I don't find it inconceivable that the issue experienced here could just as easily be experienced by a paying customer - the actions of an automated system deeming some action in some way fraudulent. - KazzanJan 25, 2018MVPWe think the same. But for customer real migration when the real licenses are on the way (migration date is close, the deal is closed, papers signed, only activation keys to VLSC does not still arrive), we go with trial licenses extended by Fast Track team. This is the only way as Microsoft encourage to do with trials for some real-world workloads. Extending with Billing Support is only for testing and showcases.

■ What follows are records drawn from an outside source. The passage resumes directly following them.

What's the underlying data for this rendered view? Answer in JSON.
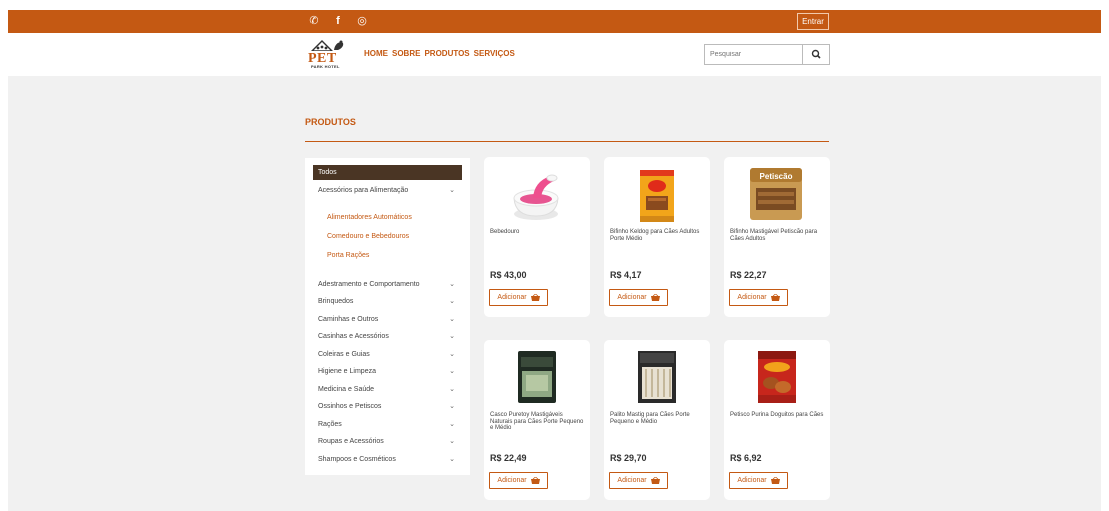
{
  "topbar": {
    "social": [
      {
        "icon": "whatsapp-icon",
        "glyph": "✆"
      },
      {
        "icon": "facebook-icon",
        "glyph": "f"
      },
      {
        "icon": "instagram-icon",
        "glyph": "◎"
      }
    ],
    "login_label": "Entrar"
  },
  "header": {
    "logo_main": "PET",
    "logo_sub": "PARK HOTEL",
    "nav": [
      "HOME",
      "SOBRE",
      "PRODUTOS",
      "SERVIÇOS"
    ],
    "search_placeholder": "Pesquisar"
  },
  "page_title": "PRODUTOS",
  "sidebar": {
    "all_label": "Todos",
    "expanded": {
      "label": "Acessórios para Alimentação",
      "items": [
        "Alimentadores Automáticos",
        "Comedouro e Bebedouros",
        "Porta Rações"
      ]
    },
    "categories": [
      "Adestramento e Comportamento",
      "Brinquedos",
      "Caminhas e Outros",
      "Casinhas e Acessórios",
      "Coleiras e Guias",
      "Higiene e Limpeza",
      "Medicina e Saúde",
      "Ossinhos e Petiscos",
      "Rações",
      "Roupas e Acessórios",
      "Shampoos e Cosméticos"
    ]
  },
  "add_label": "Adicionar",
  "products": [
    {
      "name": "Bebedouro",
      "price": "R$ 43,00",
      "image": "bowl"
    },
    {
      "name": "Bifinho Keldog para Cães Adultos Porte Médio",
      "price": "R$ 4,17",
      "image": "keldog"
    },
    {
      "name": "Bifinho Mastigável Petiscão para Cães Adultos",
      "price": "R$ 22,27",
      "image": "petiscao",
      "brand": "Petiscão"
    },
    {
      "name": "Casco Puretoy Mastigáveis Naturais para Cães Porte Pequeno e Médio",
      "price": "R$ 22,49",
      "image": "casco"
    },
    {
      "name": "Palito Mastig para Cães Porte Pequeno e Médio",
      "price": "R$ 29,70",
      "image": "palito"
    },
    {
      "name": "Petisco Purina Doguitos para Cães",
      "price": "R$ 6,92",
      "image": "doguitos"
    }
  ],
  "colors": {
    "brand": "#c45913",
    "dark": "#4a3524",
    "bg": "#f1f1f1"
  }
}
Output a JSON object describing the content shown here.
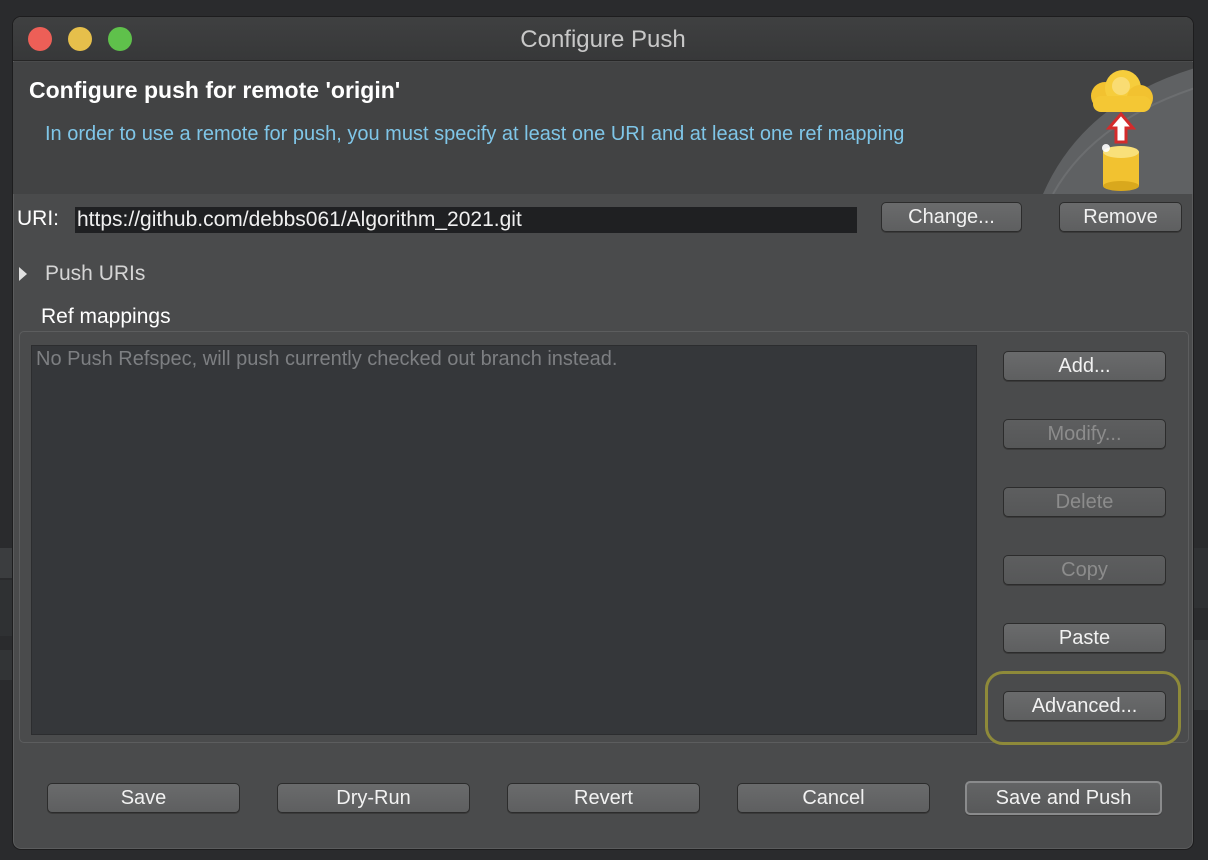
{
  "window": {
    "title": "Configure Push"
  },
  "header": {
    "heading": "Configure push for remote 'origin'",
    "description": "In order to use a remote for push, you must specify at least one URI and at least one ref mapping"
  },
  "uri": {
    "label": "URI:",
    "value": "https://github.com/debbs061/Algorithm_2021.git",
    "change_label": "Change...",
    "remove_label": "Remove"
  },
  "push_uris": {
    "label": "Push URIs"
  },
  "ref_mappings": {
    "label": "Ref mappings",
    "empty_text": "No Push Refspec, will push currently checked out branch instead.",
    "buttons": {
      "add": "Add...",
      "modify": "Modify...",
      "delete": "Delete",
      "copy": "Copy",
      "paste": "Paste",
      "advanced": "Advanced..."
    }
  },
  "footer": {
    "save": "Save",
    "dry_run": "Dry-Run",
    "revert": "Revert",
    "cancel": "Cancel",
    "save_and_push": "Save and Push"
  },
  "colors": {
    "description_text": "#7fc6e8",
    "highlight_ring": "#8e8a3a"
  }
}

- TonyRedmondJan 25, 2018MVP
Whether the trial was extended or not, it was still a trial. I am not a lawyer, but I have worked with lawyers enough to understand that the word "trial" cannot be equated to "production." Anyone who assumes that they can move workload to a trial platform and expect that platform to be as stable, supportable, and reliable as a paid-for production-quality service is just plain wrong. This is not a consumer platform that has unknown characteristics. Office 365 has been available for over six years and is a well-understood platform. You only need a trial to validate that some stuff works the way you think it does or to understand how some on-premises workload can be moved to the cloud. But you never use a trial tenant for production work... and any CIO or customer executive who accepts that it is a good idea to move their mission critical workloads to a trial system needs to reconsider their decision making process.
TR
- Chuck MarangolaJan 25, 2018Copper Contributor
Michel -
The trial did NOT expire. We were less than 14 days in when we were shut off the first time. After the initial outage, Microsoft restored the trial and extended it for one YEAR as compensation for being without email and office applications for 6 hours. Two days later, the automated system disabled the trial subscription again and we were forced to convert to a paid subscription immediately to restore service. We are now a paying customer.

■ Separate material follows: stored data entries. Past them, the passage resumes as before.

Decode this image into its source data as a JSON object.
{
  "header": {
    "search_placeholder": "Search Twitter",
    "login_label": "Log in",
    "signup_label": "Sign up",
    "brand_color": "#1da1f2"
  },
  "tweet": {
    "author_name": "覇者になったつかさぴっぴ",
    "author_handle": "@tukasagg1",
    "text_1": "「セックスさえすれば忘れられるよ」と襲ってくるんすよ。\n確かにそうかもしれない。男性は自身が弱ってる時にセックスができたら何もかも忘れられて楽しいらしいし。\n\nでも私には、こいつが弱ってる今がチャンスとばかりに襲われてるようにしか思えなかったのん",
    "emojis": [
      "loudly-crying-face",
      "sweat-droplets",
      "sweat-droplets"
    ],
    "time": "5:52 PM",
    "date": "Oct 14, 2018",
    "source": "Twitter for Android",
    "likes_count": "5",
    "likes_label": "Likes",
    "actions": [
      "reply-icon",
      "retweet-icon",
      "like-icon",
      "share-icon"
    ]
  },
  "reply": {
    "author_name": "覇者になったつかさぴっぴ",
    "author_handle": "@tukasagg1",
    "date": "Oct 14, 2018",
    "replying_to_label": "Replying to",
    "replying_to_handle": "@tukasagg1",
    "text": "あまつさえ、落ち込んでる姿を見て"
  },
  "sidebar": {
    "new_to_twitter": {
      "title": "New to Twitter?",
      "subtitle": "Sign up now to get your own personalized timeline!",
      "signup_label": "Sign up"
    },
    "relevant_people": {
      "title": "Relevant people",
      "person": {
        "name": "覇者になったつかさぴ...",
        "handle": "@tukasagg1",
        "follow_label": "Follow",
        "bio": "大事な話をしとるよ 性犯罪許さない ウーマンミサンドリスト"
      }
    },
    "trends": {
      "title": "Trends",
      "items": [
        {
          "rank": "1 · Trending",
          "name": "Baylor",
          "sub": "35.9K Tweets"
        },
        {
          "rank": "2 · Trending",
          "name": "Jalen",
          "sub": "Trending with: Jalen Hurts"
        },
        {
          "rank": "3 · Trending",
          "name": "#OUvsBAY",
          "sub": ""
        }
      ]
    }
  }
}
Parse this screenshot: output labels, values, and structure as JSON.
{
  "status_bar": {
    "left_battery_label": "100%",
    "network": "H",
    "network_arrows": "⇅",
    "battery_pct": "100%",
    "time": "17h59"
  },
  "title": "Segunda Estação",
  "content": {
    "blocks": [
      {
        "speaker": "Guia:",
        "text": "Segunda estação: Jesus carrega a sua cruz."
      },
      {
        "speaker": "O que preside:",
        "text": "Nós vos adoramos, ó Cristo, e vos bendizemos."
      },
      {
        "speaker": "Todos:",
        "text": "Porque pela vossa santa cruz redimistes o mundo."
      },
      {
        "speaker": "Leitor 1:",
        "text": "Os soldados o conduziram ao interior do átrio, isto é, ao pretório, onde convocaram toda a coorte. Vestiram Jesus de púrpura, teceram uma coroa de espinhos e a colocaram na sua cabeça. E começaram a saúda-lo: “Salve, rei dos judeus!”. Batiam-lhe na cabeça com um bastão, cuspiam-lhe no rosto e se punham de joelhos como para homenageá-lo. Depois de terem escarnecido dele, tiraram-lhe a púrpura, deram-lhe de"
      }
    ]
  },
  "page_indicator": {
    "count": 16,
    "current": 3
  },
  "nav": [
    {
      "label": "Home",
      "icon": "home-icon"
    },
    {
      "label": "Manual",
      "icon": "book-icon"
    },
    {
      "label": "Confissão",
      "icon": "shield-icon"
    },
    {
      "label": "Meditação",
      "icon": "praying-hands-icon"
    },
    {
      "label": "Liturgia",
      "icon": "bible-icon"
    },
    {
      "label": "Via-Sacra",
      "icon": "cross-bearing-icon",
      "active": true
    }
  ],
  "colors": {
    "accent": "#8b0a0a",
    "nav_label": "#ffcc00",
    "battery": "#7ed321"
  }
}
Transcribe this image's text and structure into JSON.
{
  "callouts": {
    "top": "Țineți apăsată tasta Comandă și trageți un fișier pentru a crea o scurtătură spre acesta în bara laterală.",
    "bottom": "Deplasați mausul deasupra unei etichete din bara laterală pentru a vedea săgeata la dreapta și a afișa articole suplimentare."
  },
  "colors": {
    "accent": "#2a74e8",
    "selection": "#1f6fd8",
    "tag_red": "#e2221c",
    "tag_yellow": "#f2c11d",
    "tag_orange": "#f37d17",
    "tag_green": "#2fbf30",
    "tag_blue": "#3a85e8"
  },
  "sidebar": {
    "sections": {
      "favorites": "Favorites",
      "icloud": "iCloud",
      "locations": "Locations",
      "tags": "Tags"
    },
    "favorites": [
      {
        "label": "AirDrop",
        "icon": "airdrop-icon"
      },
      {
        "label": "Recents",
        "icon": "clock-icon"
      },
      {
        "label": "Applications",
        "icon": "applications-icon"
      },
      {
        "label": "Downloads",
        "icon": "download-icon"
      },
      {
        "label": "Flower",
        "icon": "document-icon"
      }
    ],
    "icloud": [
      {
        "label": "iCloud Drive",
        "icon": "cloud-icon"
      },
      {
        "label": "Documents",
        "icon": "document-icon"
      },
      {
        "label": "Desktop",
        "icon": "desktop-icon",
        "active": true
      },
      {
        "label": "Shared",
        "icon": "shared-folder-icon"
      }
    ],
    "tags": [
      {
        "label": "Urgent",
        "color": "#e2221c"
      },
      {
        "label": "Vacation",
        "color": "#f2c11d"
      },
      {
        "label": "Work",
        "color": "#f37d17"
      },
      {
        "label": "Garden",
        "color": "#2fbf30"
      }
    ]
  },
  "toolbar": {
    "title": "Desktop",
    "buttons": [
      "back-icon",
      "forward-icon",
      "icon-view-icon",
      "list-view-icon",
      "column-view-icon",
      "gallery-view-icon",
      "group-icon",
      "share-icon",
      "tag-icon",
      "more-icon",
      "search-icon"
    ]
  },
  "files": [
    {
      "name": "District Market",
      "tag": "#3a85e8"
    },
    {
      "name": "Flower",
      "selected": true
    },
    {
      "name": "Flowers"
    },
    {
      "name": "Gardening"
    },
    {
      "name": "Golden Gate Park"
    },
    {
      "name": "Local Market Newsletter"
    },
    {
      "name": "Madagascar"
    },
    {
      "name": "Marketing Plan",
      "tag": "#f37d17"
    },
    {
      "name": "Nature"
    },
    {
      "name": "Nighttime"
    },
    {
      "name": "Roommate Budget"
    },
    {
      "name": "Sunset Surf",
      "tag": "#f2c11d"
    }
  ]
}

If the 30 day trial was expired, I'd have no complaint. We were shut off twice within the first17 days.
Microsoft has been unable to provide a reason the trial was disabled. Some automated system flagged the account as fraud. We have no idea why and they are investigating this. We were flagged twice for fraud. The second time we were shutoff was after we were told that we would NOT be shutoff again and the license portal showed one year trial expiring 1/4/2019.

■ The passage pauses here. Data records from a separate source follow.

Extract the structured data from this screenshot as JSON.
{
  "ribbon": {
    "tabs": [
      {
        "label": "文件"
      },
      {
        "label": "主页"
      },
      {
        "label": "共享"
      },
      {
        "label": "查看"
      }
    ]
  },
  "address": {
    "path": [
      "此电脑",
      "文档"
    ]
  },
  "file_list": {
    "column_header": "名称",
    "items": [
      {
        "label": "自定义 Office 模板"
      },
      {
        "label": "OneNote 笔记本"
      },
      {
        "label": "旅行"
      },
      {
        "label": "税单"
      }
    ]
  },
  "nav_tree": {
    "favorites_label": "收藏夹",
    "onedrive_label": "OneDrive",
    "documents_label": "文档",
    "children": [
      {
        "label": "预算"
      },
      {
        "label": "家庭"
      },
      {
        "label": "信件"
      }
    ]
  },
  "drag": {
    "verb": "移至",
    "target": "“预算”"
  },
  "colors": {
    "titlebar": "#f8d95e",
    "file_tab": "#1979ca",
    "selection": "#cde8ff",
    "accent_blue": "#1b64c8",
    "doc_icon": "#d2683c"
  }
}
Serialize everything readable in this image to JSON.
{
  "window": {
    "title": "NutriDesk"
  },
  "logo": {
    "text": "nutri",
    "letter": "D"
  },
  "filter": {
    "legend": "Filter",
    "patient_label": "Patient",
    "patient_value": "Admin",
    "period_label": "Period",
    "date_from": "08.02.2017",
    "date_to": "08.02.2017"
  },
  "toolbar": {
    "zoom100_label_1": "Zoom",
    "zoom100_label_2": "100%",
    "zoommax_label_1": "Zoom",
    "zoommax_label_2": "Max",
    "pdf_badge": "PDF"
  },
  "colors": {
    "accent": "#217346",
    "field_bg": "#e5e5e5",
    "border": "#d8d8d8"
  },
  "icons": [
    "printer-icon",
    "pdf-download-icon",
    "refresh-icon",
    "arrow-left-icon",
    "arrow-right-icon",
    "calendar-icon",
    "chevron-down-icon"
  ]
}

One of two things happened here - either someone at the company was engaged in fraudulent activity (unlikely in this case) or Microsoft's automated fraud detection incorrectly identified this account as fraudulent. As a partner and admin, Microsoft should provide me the details of WHY the account was flagged for fraud. If it was something on our end (some internal system sending emails, etc), we would fix it and allow service to be restored.
It makes no sense to me that Microsoft can disable a customer without contacting them first. It also makes no sense that it took 6 hours each time to restore service. We didn't make any changes they just flipped a switch a turned us back on. This leads me to believe that it was their system that mistakenly identified the account as fraud. Let's face it - if we were engaged in fraud, they would not have turned us back on twice.
So, this is not the same as a Photoshop trail expiring after 30 days. It would be the same as a Photoshop trial that promised 30 days, expiring after 14 days, then Adobe re-enabling the trial for one year and apologizing to us and promising us they wouldn't shut us off again without contacting us first. Then two days later, Adobe shut us off again without contacting us.